When Neglect Has Become Elder Abuse



While 91 percent of federal abuse prevention dollars are spent on child abuse, 7 percent is spent on domestic abuse, and only 2 percent goes towards protecting the elderly. As we become older and age, many senior adults become more physically frail. We may not see or hear as well as we use to, and many develop cognitive problems such as dementia. As a result, the elderly become increasingly vulnerable to abuse and neglect.


Many seniors around the world are being abused: harmed in some substantial way often by people who are directly responsible for their care. Elder abuse most often takes place where the senior lives: in the home where abusers are a family member, trusted caregiver, or in institutional settings and long-term care facilities.


8 Facts About Elder Abuse

  • The five most common forms of elder abuse are: physical, emotional, psychological, financial and neglect.

  • Most victims are dependent on their abuser for their basic needs and care.

  • 2 million seniors become victims of abuse or neglect every year.

  • 1 in 9 American over the age of 60 has experienced some form of elder abuse.

  • In almost 90 percent of elder abuse and neglect incidents, the perpetrator is a family member.

  • For every reported incident of elder abuse, five go unreported.

  • Seniors who have been abused have a 300 percent higher risk of death compared to those who weren’t.

  • Almost 50 percent of seniors with dementia experience some form of abuse.

Warning Signs

  • Soiled or dirty clothing, inappropriate clothing for the weather, dirty or unbathed

  • Unsanitary living conditions: dirt, bugs, soiled bedding and clothes

  • Unsafe living conditions

  • Malnourished, unusual weight loss, dehydration

  • If an older adult or family member won’t let others into the home there could be a problem

  • Untreated physical problems

  • Lack of attention to the home or a home that is in a state of disrepair

  • Odd noises or bad odors coming from within the home

  • Changes in personality such as a lack of interest or unusual nervousness

  • Bruises, bed sores, burns or other signs of harm

  • Giving older adults unnecessary tranquilizers or sleeping pills

  • Confining an older person by tying him or her to a bed or wheelchair.

  • Signs of being restrained, such as rope marks on wrists

  • Denying an older person necessities such as adequate food, water, needed medications, canes, walkers, hearing aids, and glasses

  • Unusual patterns of spending or financial withdrawals

  • Frequent purchases of inappropriate items, misuse of personal checks, credit cards, or accounts

  • Suspicious changes in wills, power of attorney, titles, and policies

  • Bills not being paid

  • Giving generous gifts to a “new best friend”

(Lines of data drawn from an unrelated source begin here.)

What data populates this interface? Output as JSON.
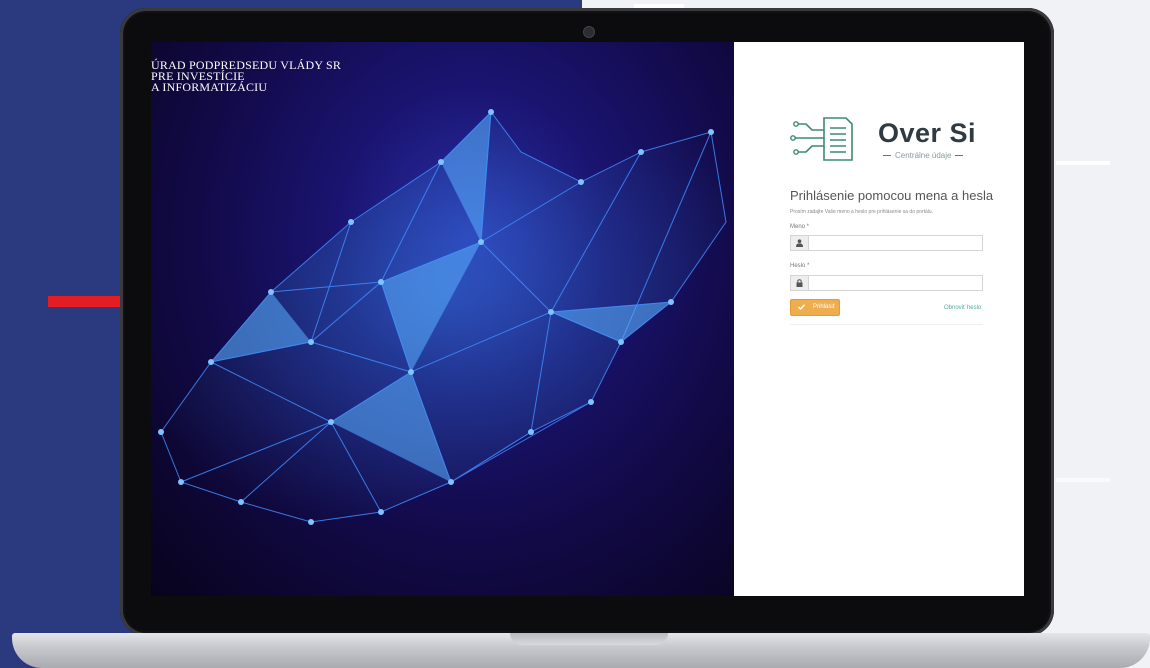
{
  "screen": {
    "organization": {
      "line1": "ÚRAD PODPREDSEDU VLÁDY SR",
      "line2": "PRE INVESTÍCIE",
      "line3": "A INFORMATIZÁCIU"
    },
    "logo": {
      "title": "Over Si",
      "subtitle": "Centrálne údaje"
    },
    "login": {
      "title": "Prihlásenie pomocou mena a hesla",
      "hint": "Prosím zadajte Vaše meno a heslo pre prihlásenie sa do portálu.",
      "username_label": "Meno *",
      "username_value": "",
      "username_placeholder": "",
      "password_label": "Heslo *",
      "password_value": "",
      "password_placeholder": "",
      "submit_label": "Prihlásiť",
      "reset_link": "Obnoviť heslo"
    }
  },
  "colors": {
    "background_left": "#2b3a7e",
    "accent_red": "#e41c23",
    "button_orange": "#f0ad4e",
    "link_green": "#4cae9a",
    "logo_green": "#3d8a73"
  },
  "icons": [
    "user-icon",
    "lock-icon",
    "check-icon",
    "document-circuit-logo-icon"
  ]
}
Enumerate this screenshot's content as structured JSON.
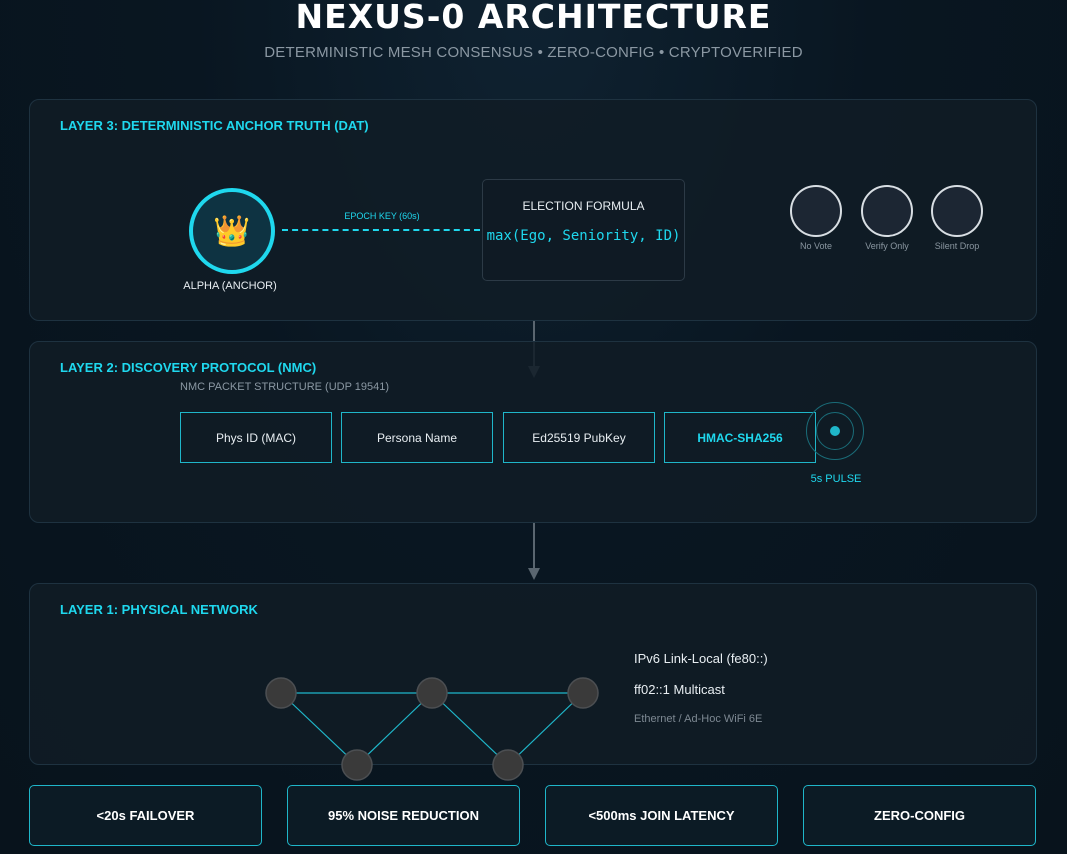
{
  "header": {
    "title": "NEXUS-0 ARCHITECTURE",
    "subtitle": "DETERMINISTIC MESH CONSENSUS • ZERO-CONFIG • CRYPTOVERIFIED"
  },
  "layer3": {
    "title": "LAYER 3: DETERMINISTIC ANCHOR TRUTH (DAT)",
    "anchor_icon": "crown-icon",
    "anchor_glyph": "👑",
    "anchor_label": "ALPHA (ANCHOR)",
    "epoch_label": "EPOCH KEY (60s)",
    "formula_title": "ELECTION FORMULA",
    "formula": "max(Ego, Seniority, ID)",
    "vote_nodes": [
      "No Vote",
      "Verify Only",
      "Silent Drop"
    ]
  },
  "layer2": {
    "title": "LAYER 2: DISCOVERY PROTOCOL (NMC)",
    "packet_caption": "NMC PACKET STRUCTURE (UDP 19541)",
    "packet_fields": [
      "Phys ID (MAC)",
      "Persona Name",
      "Ed25519 PubKey",
      "HMAC-SHA256"
    ],
    "pulse_label": "5s PULSE"
  },
  "layer1": {
    "title": "LAYER 1: PHYSICAL NETWORK",
    "lines": [
      "IPv6 Link-Local (fe80::)",
      "ff02::1 Multicast",
      "Ethernet / Ad-Hoc WiFi 6E"
    ]
  },
  "metrics": [
    "<20s FAILOVER",
    "95% NOISE REDUCTION",
    "<500ms JOIN LATENCY",
    "ZERO-CONFIG"
  ],
  "colors": {
    "accent": "#1fd8ee",
    "background": "#08131c",
    "panel": "#101c26"
  }
}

  • Intimidation, yelling, threatening, humiliation and ridicule

  • Isolation from friends and not being allowed to participate in enjoyable activities

  • Failure to fulfill a caretaking obligation

  • Refusal to allow you to see the elder alone

Healthcare Abuse

  • Charging for healthcare services that have not been provided

  • Overcharging, double-billing for medical care

  • Overmedicating

  • Receiving kickbacks for referrals to other providers or for prescribing certain drugs

  • Medicaid fraud

  • Recommending fraudulent remedies

  • Evidence of inadequate care when bills are paid in full

Caregiving Risks


Many family members find taking care of a loved one to be satisfying and enriching. The responsibilities and demands of caring for an adult as their condition deteriorates can be extremely stressful. The stress can lead to mental and physical health problems that can create caregiving burn out. The inability to cope with stress, depression and lack of support from other family members can create situations where neglect and abuse are more likely to occur.


What To Do If You Experience Or Suspect Elder Abuse


You might be afraid to get involved, but it is important to speak up about suspected abuse. Rest assured that trained experts who investigate charges of abuse and neglect will examine the situation carefully and then take action to protect the safety of the older adult. Call Adult Protective Services, you don’t have to have proof of abuse or neglect but if you are concerned that this is happening, you should call. When you call for help, your name remains confidential. A representative from APS will come to the home and interview the person to see if they need assistance or need to be rescued. Call 911 or the local police for immediate help or if you or a love one is in immediate danger.